Nuclear blast: US says Iran getting closer
Nuclear blast: US says Iran getting closer Israel news photo

The United States has confirmed long-time Israeli intelligence reports that Iran is close to achieving the ability to produce a nuclear bomb. Less than a year ago, American intelligence officials dismissed Israeli claims as inaccurate.

“Iran is now either very near or already in possession of sufficient low-enriched uranium to produce one nuclear weapon, if the decision were made to further enrich it to weapons grade,” said Glyn Davies, the U.S. envoy to United Nations International Atomic Energy Agency (IAEA) meeting in Vienna. This “moves Iran closer to a dangerous and destabilizing possible breakout capacity,” Davies added.

In his first meeting with the IAEA since his appointment by U.S. President Barack Obama, Davies stated, “We have serious concerns that Iran is deliberately attempting, at a minimum, to preserve a nuclear weapons option.” Iran has maintained that its nuclear program is intended for peaceful purposes, but Iranian President Mahmoud Ahmadinejad also has stated more than once that the State of Israel should be annihilated.
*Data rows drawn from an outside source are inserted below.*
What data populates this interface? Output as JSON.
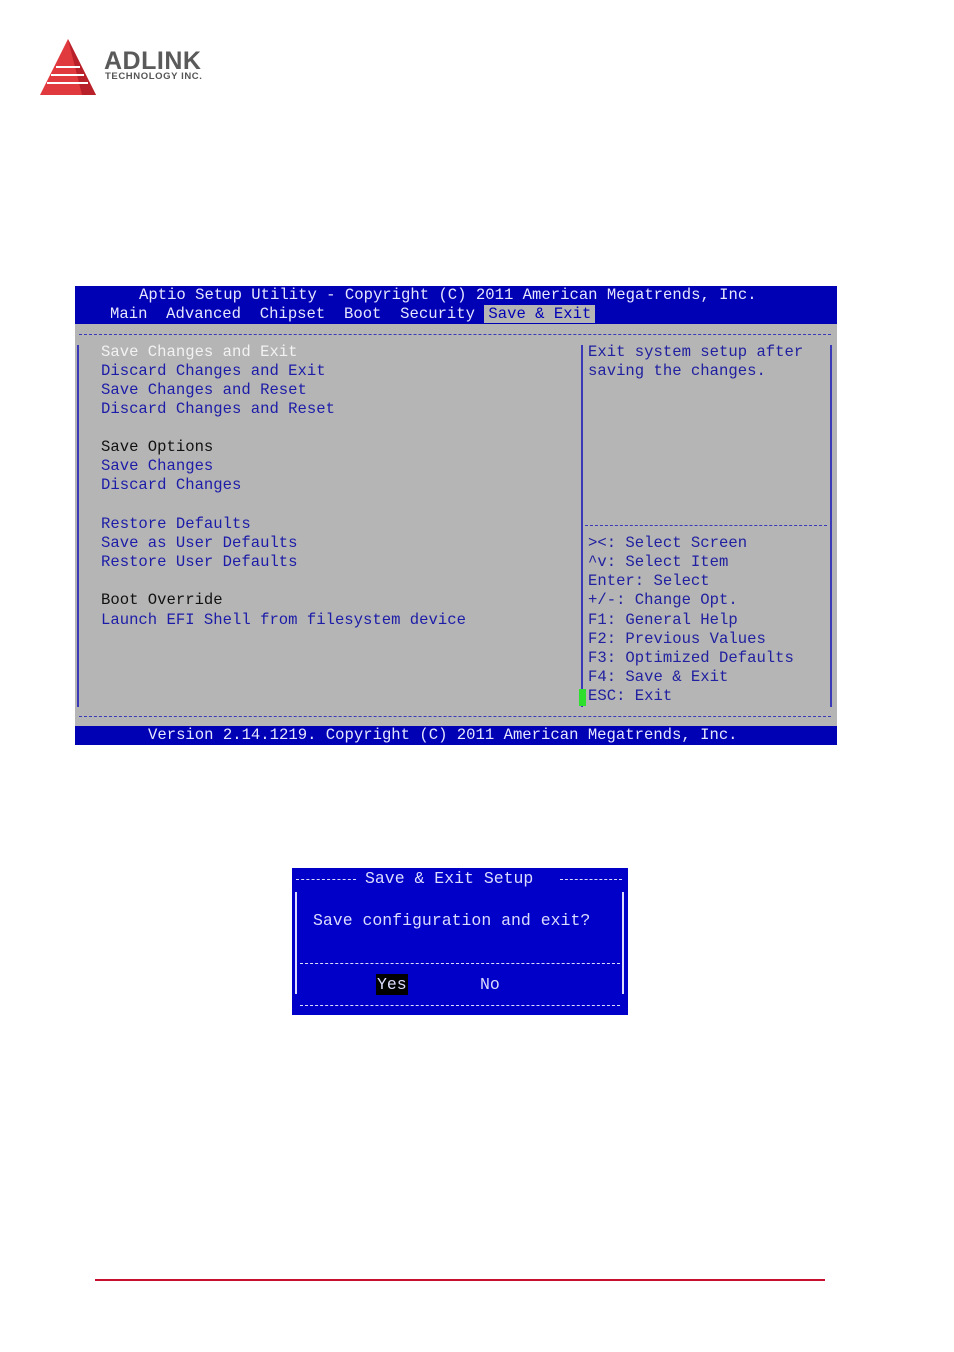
{
  "logo": {
    "brand": "ADLINK",
    "tagline": "TECHNOLOGY INC.",
    "color": "#e03a3e"
  },
  "bios": {
    "title": "Aptio Setup Utility - Copyright (C) 2011 American Megatrends, Inc.",
    "tabs": [
      "Main",
      "Advanced",
      "Chipset",
      "Boot",
      "Security",
      "Save & Exit"
    ],
    "active_tab": "Save & Exit",
    "menu": [
      {
        "label": "Save Changes and Exit",
        "selected": true
      },
      {
        "label": "Discard Changes and Exit"
      },
      {
        "label": "Save Changes and Reset"
      },
      {
        "label": "Discard Changes and Reset"
      },
      {
        "label": "Save Options",
        "header": true
      },
      {
        "label": "Save Changes"
      },
      {
        "label": "Discard Changes"
      },
      {
        "label": "Restore Defaults"
      },
      {
        "label": "Save as User Defaults"
      },
      {
        "label": "Restore User Defaults"
      },
      {
        "label": "Boot Override",
        "header": true
      },
      {
        "label": "Launch EFI Shell from filesystem device"
      }
    ],
    "help": [
      "Exit system setup after",
      "saving the changes."
    ],
    "keys": [
      "><: Select Screen",
      "^v: Select Item",
      "Enter: Select",
      "+/-: Change Opt.",
      "F1: General Help",
      "F2: Previous Values",
      "F3: Optimized Defaults",
      "F4: Save & Exit",
      "ESC: Exit"
    ],
    "version": "Version 2.14.1219. Copyright (C) 2011 American Megatrends, Inc.",
    "colors": {
      "bar": "#0000b4",
      "panel": "#b5b5b5",
      "item": "#1c1ca8"
    }
  },
  "dialog": {
    "title": "Save & Exit Setup",
    "message": "Save configuration and exit?",
    "yes": "Yes",
    "no": "No",
    "selected": "Yes",
    "color": "#0000c8"
  }
}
Davies’ comments were perhaps the strongest ever to be used by an American official since Iran has gone full-speed ahead with its nuclear program, which remains unsupervised by the United Nations agency.

The U.S. government, prompted by increasing pressure in Congress, wants the U.N. to impose stiffer sanctions against Tehran to pressure it into cooperating, but Russia and China have objected. Both countries have invested billions of dollars in the Iranian nuclear plants, one of which is beginning to enrich uranium that can be used for a nuclear weapon.

In what may be a related matter, Prime Minister Binyamin Netanyahu reportedly flew to Russia on Tuesday on a secret mission, apparently over Russian arms deals with Iran and Syria.

The international community has speculated for more than a year on whether Israel will attempt a pre-emptive strike on Iran. President Obama has maintained that diplomatic strong-arming, economic sanctions and offers of trade benefits can persuade Iran to drop its uranium enrichment project.